Generally speaking, the rhetorical resort to the popularized language of psychotherapy should be treated as prima facie evidence of a lack of intellectual seriousness, and that applies in spades to any allegation of psychosis against one’s political enemies.

I think that’s basically right.  So it was funny to see the start of Hewitt’s latest post where he babbles on about his pledge effort and the non-binding resolution against the “surge”: 

The Senate is delusional if it thinks the American people want it to run the war.

Now I don’t suppose we really needed more evidence to question Hewitt’s “intellectual seriousness,” but the time stamps of the two posts made the connection irresistible.

Update: Oh, yes, I almost forgot: in the strange world of Hewitt, even John McCain, who might be called the godfather of the “surge” because of his adamant support for increased numbers of soldiers in Iraq, is no longer pure enough.  He has suggested a resolution that involves benchmarks to measure what success (if any) the “surge” is having.  This is called Congressional oversight.  It makes Hewitt very unhappy.  It supposedly “undercuts” the soldiers now going to Iraq because it, er, wants some standard by which to measure their success.  Clearly, that’s a heinous betrayal by that no-good appeaser (or is it neoappeaser?) McCain.  Here is Hewitt’s take on oversight by the Senate:

To demand more “oversight” two days after confirming the general committed to the new strategy is quite simply political cowardice of the highest order.  They had their “oversight,” and they said yes.  How can any of them send the man off to Iraq and then undercut him before the plane takes off. [sic]  He was clear and forceful.  And they voted yes.

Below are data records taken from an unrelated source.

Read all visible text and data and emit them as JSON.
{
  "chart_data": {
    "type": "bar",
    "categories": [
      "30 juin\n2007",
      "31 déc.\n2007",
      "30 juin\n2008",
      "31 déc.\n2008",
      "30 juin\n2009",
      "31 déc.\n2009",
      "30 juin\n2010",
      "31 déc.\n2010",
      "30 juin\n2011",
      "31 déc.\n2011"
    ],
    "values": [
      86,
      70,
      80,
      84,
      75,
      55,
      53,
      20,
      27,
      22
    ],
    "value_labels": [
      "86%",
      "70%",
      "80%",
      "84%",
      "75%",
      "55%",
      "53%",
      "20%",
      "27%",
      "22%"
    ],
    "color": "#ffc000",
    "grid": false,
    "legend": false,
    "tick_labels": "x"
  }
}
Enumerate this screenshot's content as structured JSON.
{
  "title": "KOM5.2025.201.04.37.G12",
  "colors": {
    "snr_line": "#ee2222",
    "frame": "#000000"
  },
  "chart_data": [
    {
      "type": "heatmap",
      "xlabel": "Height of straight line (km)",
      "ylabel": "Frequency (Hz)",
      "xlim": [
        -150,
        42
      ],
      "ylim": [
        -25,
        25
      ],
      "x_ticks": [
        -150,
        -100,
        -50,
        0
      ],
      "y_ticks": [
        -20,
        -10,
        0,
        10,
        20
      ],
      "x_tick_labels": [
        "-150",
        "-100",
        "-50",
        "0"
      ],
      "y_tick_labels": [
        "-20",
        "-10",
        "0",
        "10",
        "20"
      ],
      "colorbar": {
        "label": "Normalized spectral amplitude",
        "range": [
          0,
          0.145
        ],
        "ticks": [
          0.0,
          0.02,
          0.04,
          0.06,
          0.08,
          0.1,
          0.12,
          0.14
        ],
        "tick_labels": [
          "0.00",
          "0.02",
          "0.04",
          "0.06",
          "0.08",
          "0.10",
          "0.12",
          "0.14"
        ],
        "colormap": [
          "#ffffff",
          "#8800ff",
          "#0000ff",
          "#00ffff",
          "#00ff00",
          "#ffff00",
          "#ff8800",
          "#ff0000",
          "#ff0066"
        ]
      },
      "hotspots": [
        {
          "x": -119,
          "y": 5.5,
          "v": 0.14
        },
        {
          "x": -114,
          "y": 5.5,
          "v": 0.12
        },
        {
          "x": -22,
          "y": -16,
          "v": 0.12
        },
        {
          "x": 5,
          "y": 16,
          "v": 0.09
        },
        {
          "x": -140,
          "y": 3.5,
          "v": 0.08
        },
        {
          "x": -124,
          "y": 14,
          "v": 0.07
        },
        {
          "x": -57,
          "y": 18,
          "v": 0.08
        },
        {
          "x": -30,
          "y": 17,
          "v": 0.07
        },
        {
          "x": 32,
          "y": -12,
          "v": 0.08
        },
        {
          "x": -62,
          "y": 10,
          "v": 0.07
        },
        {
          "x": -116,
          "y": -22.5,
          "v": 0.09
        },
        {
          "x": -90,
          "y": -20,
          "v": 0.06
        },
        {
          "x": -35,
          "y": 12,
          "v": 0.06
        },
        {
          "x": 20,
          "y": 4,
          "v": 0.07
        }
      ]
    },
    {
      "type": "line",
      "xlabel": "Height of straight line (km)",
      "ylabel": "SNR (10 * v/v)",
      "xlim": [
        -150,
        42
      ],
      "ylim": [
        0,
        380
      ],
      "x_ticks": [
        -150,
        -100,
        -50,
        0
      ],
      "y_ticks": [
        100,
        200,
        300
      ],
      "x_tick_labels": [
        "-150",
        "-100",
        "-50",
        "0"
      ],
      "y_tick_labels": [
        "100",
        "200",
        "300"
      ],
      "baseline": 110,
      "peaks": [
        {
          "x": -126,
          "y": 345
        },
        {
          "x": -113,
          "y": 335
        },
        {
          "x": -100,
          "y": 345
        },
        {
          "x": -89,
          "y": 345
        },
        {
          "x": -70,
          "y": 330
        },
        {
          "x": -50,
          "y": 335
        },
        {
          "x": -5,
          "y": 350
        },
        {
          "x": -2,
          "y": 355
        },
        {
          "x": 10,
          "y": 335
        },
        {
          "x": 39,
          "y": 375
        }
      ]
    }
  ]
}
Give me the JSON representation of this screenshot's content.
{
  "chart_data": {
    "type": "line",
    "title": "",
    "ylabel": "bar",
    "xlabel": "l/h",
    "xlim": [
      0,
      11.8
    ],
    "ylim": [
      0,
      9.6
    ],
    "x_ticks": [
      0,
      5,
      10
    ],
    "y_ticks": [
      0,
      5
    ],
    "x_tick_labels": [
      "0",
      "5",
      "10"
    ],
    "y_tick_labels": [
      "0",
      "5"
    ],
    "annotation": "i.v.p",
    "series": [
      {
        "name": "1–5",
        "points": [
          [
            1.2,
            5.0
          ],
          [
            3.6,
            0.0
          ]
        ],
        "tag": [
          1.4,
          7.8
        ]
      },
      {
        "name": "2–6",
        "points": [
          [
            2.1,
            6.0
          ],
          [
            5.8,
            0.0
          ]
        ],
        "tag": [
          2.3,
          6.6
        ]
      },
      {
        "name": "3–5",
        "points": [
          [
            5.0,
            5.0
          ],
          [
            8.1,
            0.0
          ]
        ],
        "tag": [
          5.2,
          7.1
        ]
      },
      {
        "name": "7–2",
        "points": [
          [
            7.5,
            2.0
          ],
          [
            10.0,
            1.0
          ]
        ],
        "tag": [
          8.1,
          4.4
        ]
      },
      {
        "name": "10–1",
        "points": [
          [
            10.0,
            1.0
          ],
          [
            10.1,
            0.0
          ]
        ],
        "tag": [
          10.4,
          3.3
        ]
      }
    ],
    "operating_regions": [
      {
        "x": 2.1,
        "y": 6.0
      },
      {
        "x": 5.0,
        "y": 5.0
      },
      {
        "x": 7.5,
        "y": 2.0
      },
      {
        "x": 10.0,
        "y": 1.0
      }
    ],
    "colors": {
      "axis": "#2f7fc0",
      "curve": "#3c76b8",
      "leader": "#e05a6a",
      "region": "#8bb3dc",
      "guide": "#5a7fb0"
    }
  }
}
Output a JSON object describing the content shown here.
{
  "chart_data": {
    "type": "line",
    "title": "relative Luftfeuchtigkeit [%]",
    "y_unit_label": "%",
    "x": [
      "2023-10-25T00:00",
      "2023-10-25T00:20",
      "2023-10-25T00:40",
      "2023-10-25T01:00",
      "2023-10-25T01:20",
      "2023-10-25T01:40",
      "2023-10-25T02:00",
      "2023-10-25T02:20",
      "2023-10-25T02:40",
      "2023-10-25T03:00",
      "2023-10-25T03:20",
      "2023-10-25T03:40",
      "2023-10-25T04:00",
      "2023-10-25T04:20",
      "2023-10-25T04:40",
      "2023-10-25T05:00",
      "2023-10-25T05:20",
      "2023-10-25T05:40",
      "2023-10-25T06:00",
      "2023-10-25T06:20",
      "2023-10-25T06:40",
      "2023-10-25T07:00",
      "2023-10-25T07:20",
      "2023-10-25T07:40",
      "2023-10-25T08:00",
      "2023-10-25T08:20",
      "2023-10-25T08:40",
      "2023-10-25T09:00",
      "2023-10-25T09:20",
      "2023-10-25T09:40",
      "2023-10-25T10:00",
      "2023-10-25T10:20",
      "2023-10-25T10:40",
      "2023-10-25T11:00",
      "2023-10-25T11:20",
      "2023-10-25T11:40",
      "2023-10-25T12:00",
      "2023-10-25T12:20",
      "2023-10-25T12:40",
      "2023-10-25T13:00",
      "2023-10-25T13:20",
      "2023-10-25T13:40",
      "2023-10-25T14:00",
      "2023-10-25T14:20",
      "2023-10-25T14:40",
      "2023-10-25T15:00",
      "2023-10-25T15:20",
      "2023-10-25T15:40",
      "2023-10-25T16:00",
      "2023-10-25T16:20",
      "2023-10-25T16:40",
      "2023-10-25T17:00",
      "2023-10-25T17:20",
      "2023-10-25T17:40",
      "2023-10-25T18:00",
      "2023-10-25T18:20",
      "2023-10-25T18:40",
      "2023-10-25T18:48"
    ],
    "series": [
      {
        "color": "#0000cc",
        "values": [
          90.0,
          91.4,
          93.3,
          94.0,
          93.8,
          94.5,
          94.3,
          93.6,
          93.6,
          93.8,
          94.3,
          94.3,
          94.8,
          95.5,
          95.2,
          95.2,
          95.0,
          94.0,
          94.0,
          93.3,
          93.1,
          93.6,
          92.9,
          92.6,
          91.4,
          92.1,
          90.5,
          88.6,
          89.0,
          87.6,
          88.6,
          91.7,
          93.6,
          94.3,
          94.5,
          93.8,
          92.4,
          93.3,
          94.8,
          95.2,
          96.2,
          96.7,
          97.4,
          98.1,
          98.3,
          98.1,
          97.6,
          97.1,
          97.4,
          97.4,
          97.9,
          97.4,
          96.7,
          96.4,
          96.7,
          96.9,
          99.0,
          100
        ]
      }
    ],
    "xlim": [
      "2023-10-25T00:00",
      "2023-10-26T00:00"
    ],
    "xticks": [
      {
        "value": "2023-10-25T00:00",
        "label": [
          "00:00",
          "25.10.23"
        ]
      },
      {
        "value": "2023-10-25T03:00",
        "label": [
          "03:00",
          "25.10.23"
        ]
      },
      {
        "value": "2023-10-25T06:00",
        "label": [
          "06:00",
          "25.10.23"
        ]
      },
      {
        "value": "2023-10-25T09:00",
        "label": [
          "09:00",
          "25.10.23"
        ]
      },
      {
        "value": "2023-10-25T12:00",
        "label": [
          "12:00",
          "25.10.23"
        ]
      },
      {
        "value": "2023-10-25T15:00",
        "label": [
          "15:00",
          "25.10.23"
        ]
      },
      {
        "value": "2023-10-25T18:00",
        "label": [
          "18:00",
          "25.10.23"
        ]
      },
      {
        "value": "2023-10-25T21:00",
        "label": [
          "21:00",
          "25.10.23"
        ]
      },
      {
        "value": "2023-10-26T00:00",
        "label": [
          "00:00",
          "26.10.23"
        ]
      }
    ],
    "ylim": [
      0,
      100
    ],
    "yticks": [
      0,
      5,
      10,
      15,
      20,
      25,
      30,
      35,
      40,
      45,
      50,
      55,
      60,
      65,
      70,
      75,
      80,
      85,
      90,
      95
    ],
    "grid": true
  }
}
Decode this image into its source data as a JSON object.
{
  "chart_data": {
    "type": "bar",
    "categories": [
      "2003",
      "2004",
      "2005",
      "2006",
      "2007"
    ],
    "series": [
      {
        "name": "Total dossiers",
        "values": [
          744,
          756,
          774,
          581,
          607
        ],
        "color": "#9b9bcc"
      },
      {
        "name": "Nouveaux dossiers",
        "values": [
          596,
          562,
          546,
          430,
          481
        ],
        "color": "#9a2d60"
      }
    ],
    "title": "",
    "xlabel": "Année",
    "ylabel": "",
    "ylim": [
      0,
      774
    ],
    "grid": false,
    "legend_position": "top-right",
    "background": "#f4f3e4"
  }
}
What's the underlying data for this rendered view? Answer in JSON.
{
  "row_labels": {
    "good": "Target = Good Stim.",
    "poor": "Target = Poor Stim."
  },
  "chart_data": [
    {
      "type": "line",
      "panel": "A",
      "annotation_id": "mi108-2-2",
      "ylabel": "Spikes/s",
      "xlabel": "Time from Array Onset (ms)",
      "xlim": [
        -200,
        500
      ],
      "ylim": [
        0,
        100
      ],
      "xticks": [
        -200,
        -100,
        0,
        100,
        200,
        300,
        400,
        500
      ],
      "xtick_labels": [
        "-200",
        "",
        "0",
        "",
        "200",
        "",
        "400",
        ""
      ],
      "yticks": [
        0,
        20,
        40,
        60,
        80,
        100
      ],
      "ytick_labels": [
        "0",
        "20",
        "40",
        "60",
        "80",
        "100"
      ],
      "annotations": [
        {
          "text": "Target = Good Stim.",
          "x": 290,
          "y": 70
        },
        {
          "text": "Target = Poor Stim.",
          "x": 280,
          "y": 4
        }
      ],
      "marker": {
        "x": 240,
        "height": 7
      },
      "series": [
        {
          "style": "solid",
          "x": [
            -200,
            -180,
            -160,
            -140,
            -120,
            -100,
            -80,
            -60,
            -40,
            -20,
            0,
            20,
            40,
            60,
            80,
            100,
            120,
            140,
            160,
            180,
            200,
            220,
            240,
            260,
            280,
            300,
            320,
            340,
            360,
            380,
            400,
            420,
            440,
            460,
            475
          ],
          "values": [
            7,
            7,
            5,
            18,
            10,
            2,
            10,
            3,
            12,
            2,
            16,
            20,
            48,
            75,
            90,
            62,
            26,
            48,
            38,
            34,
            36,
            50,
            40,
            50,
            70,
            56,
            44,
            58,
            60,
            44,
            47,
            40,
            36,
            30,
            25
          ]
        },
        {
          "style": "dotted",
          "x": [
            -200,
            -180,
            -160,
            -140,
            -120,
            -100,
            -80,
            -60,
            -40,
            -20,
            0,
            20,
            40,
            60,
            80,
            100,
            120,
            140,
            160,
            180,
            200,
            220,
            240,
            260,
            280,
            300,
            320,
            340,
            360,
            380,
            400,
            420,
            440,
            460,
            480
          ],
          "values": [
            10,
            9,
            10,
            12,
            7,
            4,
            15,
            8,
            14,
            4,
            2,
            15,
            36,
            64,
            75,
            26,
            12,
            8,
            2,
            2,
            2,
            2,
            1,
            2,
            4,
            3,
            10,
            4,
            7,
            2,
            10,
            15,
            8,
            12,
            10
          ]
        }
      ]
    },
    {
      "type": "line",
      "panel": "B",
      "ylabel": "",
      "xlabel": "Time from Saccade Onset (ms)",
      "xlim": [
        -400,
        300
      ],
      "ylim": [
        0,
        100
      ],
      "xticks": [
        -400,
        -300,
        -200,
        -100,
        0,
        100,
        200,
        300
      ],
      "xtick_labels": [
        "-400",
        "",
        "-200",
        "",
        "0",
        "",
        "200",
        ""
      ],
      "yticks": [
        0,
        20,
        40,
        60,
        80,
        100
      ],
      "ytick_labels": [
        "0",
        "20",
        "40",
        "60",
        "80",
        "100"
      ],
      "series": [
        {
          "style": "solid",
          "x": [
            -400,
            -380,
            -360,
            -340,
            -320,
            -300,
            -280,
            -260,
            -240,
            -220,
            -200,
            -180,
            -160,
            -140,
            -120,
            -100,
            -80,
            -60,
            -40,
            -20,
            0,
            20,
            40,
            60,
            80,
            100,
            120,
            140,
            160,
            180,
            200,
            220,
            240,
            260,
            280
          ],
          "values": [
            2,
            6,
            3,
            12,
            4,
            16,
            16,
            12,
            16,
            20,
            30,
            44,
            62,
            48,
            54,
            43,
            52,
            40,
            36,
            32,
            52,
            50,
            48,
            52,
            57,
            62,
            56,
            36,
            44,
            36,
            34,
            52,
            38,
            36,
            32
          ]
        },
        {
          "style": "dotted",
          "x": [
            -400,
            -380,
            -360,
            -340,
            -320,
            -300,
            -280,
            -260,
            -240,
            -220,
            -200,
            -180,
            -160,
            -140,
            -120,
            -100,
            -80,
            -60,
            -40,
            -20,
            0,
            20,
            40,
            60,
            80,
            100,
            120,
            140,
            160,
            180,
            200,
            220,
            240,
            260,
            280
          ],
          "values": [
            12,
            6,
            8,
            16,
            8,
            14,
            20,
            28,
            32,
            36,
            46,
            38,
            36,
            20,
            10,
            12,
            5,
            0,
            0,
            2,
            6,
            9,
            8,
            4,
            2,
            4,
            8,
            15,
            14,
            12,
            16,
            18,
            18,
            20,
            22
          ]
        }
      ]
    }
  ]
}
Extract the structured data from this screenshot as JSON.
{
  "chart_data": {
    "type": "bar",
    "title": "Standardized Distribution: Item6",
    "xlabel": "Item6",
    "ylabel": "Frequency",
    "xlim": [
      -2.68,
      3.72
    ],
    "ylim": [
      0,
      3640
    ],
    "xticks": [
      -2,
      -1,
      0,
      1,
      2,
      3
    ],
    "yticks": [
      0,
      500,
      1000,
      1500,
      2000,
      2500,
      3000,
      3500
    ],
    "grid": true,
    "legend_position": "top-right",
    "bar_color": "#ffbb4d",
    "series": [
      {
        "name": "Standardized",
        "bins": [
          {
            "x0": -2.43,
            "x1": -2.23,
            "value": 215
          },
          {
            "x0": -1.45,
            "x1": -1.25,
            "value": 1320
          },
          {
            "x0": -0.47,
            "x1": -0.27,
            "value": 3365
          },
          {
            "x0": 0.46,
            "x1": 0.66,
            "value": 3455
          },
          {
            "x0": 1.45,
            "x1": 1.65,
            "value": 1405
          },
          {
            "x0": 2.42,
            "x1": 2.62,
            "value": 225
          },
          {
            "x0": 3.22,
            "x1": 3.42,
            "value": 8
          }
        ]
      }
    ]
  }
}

How could we all be so stupid?  Obviously, oversight always stops the minute the vote is finished and…what’s that, you say?  The Senate has a responsibility to engage in oversight on an ongoing basis?  Why would they need to do something like that?  It’s not as if they’re equipped to engage in this so-called ”oversight” with a whole apparatus of committees and…oh, wait.  No, don’t try to confuse me with any of these details–political cowards, every last one of them! 

Actually, that last part is true, but not because they are talking about these resolutions, as Hewitt holds.  Truly serious people on both sides would insist on having up-or-down votes on the meat of the policy that would either fully endorse the White House’s plan or scuttle it.  Maybe someone like a Chuck Hagel would have the courage of his stated convictions and actively work to stop the “surge” all together.  More likely, when the vote really counts, he might just sheepishly line up with his party again, as he did with the authorisation resolution over four years ago.  We are unfortunately left with a parade of clowns who would like nothing so much as to be able to avoid the entire subject.  Because they cannot, they settle for meaningless, non-binding resolutions out of fear of being attacked as “defeatist” and worse if they try to exercise their constitutional powers.  That being said, the clowns are within their rights and have managed to come off looking a good deal more credible than Hewitt and his associates.